Below is an example of how you can interpolate a time series in pandas with the pandas resample() function.
resampled_df = df.resample("6H").interpolate(method="linear")
print(resampled_df.head(10))
#Output:
value
time
2022-05-01 00:00:00 1.0
2022-05-01 06:00:00 4.0
2022-05-01 12:00:00 7.0
2022-05-01 18:00:00 8.0
2022-05-02 00:00:00 9.0
2022-05-02 06:00:00 8.5
2022-05-02 12:00:00 8.0
2022-05-02 18:00:00 8.5
2022-05-03 00:00:00 9.0
2022-05-03 06:00:00 4.5
How to Resample Time Series Data and Aggregate Data with the pandas resample() Function
You can also use resample() to decrease the frequency of your time series data. Decreasing the frequency of your times series data is called downsampling and is like if you go from daily data to monthly data.
Let’s say we have same dataset from above with datapoints every 12 hours.
To resample this data and convert it to daily data, we can use resample() and pass “D” for days as the new frequency. Let’s also aggregate the resampled data and get the sum for each day.

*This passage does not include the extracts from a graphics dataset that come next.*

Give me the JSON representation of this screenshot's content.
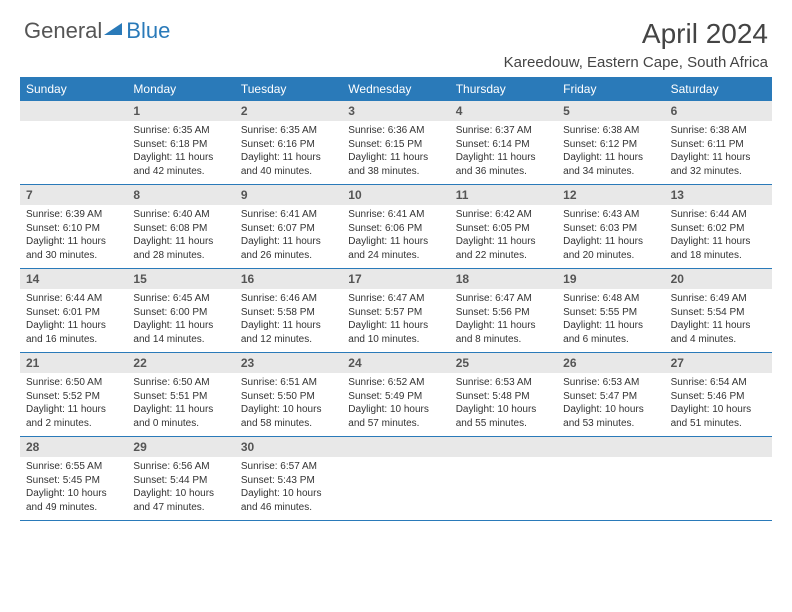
{
  "logo": {
    "text1": "General",
    "text2": "Blue"
  },
  "title": "April 2024",
  "location": "Kareedouw, Eastern Cape, South Africa",
  "colors": {
    "header_bg": "#2a7ab9",
    "daynum_bg": "#e8e8e8",
    "week_border": "#2a7ab9",
    "text": "#333333"
  },
  "day_names": [
    "Sunday",
    "Monday",
    "Tuesday",
    "Wednesday",
    "Thursday",
    "Friday",
    "Saturday"
  ],
  "weeks": [
    [
      {
        "n": "",
        "sr": "",
        "ss": "",
        "dl": ""
      },
      {
        "n": "1",
        "sr": "Sunrise: 6:35 AM",
        "ss": "Sunset: 6:18 PM",
        "dl": "Daylight: 11 hours and 42 minutes."
      },
      {
        "n": "2",
        "sr": "Sunrise: 6:35 AM",
        "ss": "Sunset: 6:16 PM",
        "dl": "Daylight: 11 hours and 40 minutes."
      },
      {
        "n": "3",
        "sr": "Sunrise: 6:36 AM",
        "ss": "Sunset: 6:15 PM",
        "dl": "Daylight: 11 hours and 38 minutes."
      },
      {
        "n": "4",
        "sr": "Sunrise: 6:37 AM",
        "ss": "Sunset: 6:14 PM",
        "dl": "Daylight: 11 hours and 36 minutes."
      },
      {
        "n": "5",
        "sr": "Sunrise: 6:38 AM",
        "ss": "Sunset: 6:12 PM",
        "dl": "Daylight: 11 hours and 34 minutes."
      },
      {
        "n": "6",
        "sr": "Sunrise: 6:38 AM",
        "ss": "Sunset: 6:11 PM",
        "dl": "Daylight: 11 hours and 32 minutes."
      }
    ],
    [
      {
        "n": "7",
        "sr": "Sunrise: 6:39 AM",
        "ss": "Sunset: 6:10 PM",
        "dl": "Daylight: 11 hours and 30 minutes."
      },
      {
        "n": "8",
        "sr": "Sunrise: 6:40 AM",
        "ss": "Sunset: 6:08 PM",
        "dl": "Daylight: 11 hours and 28 minutes."
      },
      {
        "n": "9",
        "sr": "Sunrise: 6:41 AM",
        "ss": "Sunset: 6:07 PM",
        "dl": "Daylight: 11 hours and 26 minutes."
      },
      {
        "n": "10",
        "sr": "Sunrise: 6:41 AM",
        "ss": "Sunset: 6:06 PM",
        "dl": "Daylight: 11 hours and 24 minutes."
      },
      {
        "n": "11",
        "sr": "Sunrise: 6:42 AM",
        "ss": "Sunset: 6:05 PM",
        "dl": "Daylight: 11 hours and 22 minutes."
      },
      {
        "n": "12",
        "sr": "Sunrise: 6:43 AM",
        "ss": "Sunset: 6:03 PM",
        "dl": "Daylight: 11 hours and 20 minutes."
      },
      {
        "n": "13",
        "sr": "Sunrise: 6:44 AM",
        "ss": "Sunset: 6:02 PM",
        "dl": "Daylight: 11 hours and 18 minutes."
      }
    ],
    [
      {
        "n": "14",
        "sr": "Sunrise: 6:44 AM",
        "ss": "Sunset: 6:01 PM",
        "dl": "Daylight: 11 hours and 16 minutes."
      },
      {
        "n": "15",
        "sr": "Sunrise: 6:45 AM",
        "ss": "Sunset: 6:00 PM",
        "dl": "Daylight: 11 hours and 14 minutes."
      },
      {
        "n": "16",
        "sr": "Sunrise: 6:46 AM",
        "ss": "Sunset: 5:58 PM",
        "dl": "Daylight: 11 hours and 12 minutes."
      },
      {
        "n": "17",
        "sr": "Sunrise: 6:47 AM",
        "ss": "Sunset: 5:57 PM",
        "dl": "Daylight: 11 hours and 10 minutes."
      },
      {
        "n": "18",
        "sr": "Sunrise: 6:47 AM",
        "ss": "Sunset: 5:56 PM",
        "dl": "Daylight: 11 hours and 8 minutes."
      },
      {
        "n": "19",
        "sr": "Sunrise: 6:48 AM",
        "ss": "Sunset: 5:55 PM",
        "dl": "Daylight: 11 hours and 6 minutes."
      },
      {
        "n": "20",
        "sr": "Sunrise: 6:49 AM",
        "ss": "Sunset: 5:54 PM",
        "dl": "Daylight: 11 hours and 4 minutes."
      }
    ],
    [
      {
        "n": "21",
        "sr": "Sunrise: 6:50 AM",
        "ss": "Sunset: 5:52 PM",
        "dl": "Daylight: 11 hours and 2 minutes."
      },
      {
        "n": "22",
        "sr": "Sunrise: 6:50 AM",
        "ss": "Sunset: 5:51 PM",
        "dl": "Daylight: 11 hours and 0 minutes."
      },
      {
        "n": "23",
        "sr": "Sunrise: 6:51 AM",
        "ss": "Sunset: 5:50 PM",
        "dl": "Daylight: 10 hours and 58 minutes."
      },
      {
        "n": "24",
        "sr": "Sunrise: 6:52 AM",
        "ss": "Sunset: 5:49 PM",
        "dl": "Daylight: 10 hours and 57 minutes."
      },
      {
        "n": "25",
        "sr": "Sunrise: 6:53 AM",
        "ss": "Sunset: 5:48 PM",
        "dl": "Daylight: 10 hours and 55 minutes."
      },
      {
        "n": "26",
        "sr": "Sunrise: 6:53 AM",
        "ss": "Sunset: 5:47 PM",
        "dl": "Daylight: 10 hours and 53 minutes."
      },
      {
        "n": "27",
        "sr": "Sunrise: 6:54 AM",
        "ss": "Sunset: 5:46 PM",
        "dl": "Daylight: 10 hours and 51 minutes."
      }
    ],
    [
      {
        "n": "28",
        "sr": "Sunrise: 6:55 AM",
        "ss": "Sunset: 5:45 PM",
        "dl": "Daylight: 10 hours and 49 minutes."
      },
      {
        "n": "29",
        "sr": "Sunrise: 6:56 AM",
        "ss": "Sunset: 5:44 PM",
        "dl": "Daylight: 10 hours and 47 minutes."
      },
      {
        "n": "30",
        "sr": "Sunrise: 6:57 AM",
        "ss": "Sunset: 5:43 PM",
        "dl": "Daylight: 10 hours and 46 minutes."
      },
      {
        "n": "",
        "sr": "",
        "ss": "",
        "dl": ""
      },
      {
        "n": "",
        "sr": "",
        "ss": "",
        "dl": ""
      },
      {
        "n": "",
        "sr": "",
        "ss": "",
        "dl": ""
      },
      {
        "n": "",
        "sr": "",
        "ss": "",
        "dl": ""
      }
    ]
  ]
}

Below is how you can downsample and aggregate time series data with the pandas resample() function.
resampled_df = df.resample('D').sum()
print(resampled_df.head(10))
#Output:
value
time
2022-05-01 8
2022-05-02 17
2022-05-03 9
2022-05-04 9
2022-05-05 13
2022-05-06 5
2022-05-07 9
2022-05-08 10
2022-05-09 8
2022-05-10 6
Hopefully this article has been useful for you to learn how to resample time series data in Python with the pandas resample() function.